Retours des enseignants retraités: le syndicat émet des réserves

Jonathan Hudon
Jonathan Hudon
Le Quotidien
La Fédération des syndicats de l’enseignement (FSE) au Saguenay–Lac-Saint-Jean n’est pas épatée par l’incitatif financier annoncé par le ministre de l’Éducation Jean-François Roberge, qui vise à ramener dans le réseau public les enseignants nouvellement retraités. Cette offre n’encouragera pas ces retraités à reprendre un boulot qu’ils ont quitté alors que les conditions étaient déjà difficiles, a fait remarquer Nicole Émond, présidente du syndicat de l’enseignement De La Jonquière.

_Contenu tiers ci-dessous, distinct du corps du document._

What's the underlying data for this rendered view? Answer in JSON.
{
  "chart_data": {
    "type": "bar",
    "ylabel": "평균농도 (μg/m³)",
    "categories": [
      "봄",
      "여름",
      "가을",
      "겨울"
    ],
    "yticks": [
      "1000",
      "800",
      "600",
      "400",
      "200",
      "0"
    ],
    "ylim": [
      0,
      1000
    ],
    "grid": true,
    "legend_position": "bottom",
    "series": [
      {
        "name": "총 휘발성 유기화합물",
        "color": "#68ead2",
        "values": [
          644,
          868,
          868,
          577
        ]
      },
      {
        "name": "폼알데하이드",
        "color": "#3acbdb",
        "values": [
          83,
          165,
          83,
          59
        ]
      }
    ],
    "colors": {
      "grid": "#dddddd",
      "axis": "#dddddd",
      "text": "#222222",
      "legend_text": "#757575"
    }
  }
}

En entrevue à chaud, quelques heures seulement après l’annonce du gouvernement du Québec, Mme Émond a qualifié d’ambitieuse cette nouvelle mesure. Elle a rappelé que certains enseignants avaient décidé de prendre leur retraite plus tôt, puisqu’ils en avaient assez des conditions de travail.

«Certains ont même accepté de partir en ayant des pénalités (sur leur fonds de pension) donc on a des réserves et on se demande vraiment si les retraités vont répondre à l’appel.»

Nicole Émond questionne l’incohérence salariale que risque de provoquer le nouvel incitatif. Si un enseignant retraité accepte de revenir au boulot, il gagnera le même salaire qu’au moment de prendre sa retraite, mais surtout, la rémunération quotidienne pour une journée de suppléance s’élèvera à 412 $ pour ce groupe, comparativement à 212,15 $ pour un enseignant suppléant «normal».

«On ne comprend pas pourquoi il y aurait une inéquité entre un retraité et un jeune enseignant», a-t-elle soulevé.

La présidente syndicale, qui agit à titre de porte-parole régionale de la FSE, se demande également si c’est une bonne idée d’inviter les retraités à retrouver les classes d’école, eux qui se retrouvent inévitablement à un âge plus avancé, donc plus vulnérable à la COVID-19.

«On demande pourtant aux personnes âgées de rester à la maison», a noté Nicole Émond.

Le nouvel incitatif touche précisément tous les enseignants qui ont pris leur retraite depuis le 1er juillet 2015. Au Centre de services scolaire De La Jonquière, la présidente du syndicat estime qu’une vingtaine d’enseignants par année quittent pour la retraite.

«Peut-être que ça pourrait permettre quelques retours, mais on a des doutes», a-t-elle poursuivi.

Pas la bonne catégorie
Le désir de ramener les retraités surprend Nicole Émond pour une autre raison. Alors que la rétention des jeunes finissants atteint un pourcentage peu reluisant, elle aimerait plutôt que des efforts soient faits pour stimuler le retour au travail de cette tranche d’âge.

«On veut rendre le travail attractif et on en voit, des jeunes bacheliers qui quittent le monde de l’enseignement pour changer de domaine», a énoncé Mme Émond, rappelant qu’un pourcentage important de finissants quittaient le milieu moins de cinq ans après y avoir fait leur entrée.

«On ne vise pas la bonne catégorie de personnes», a-t-elle tranché.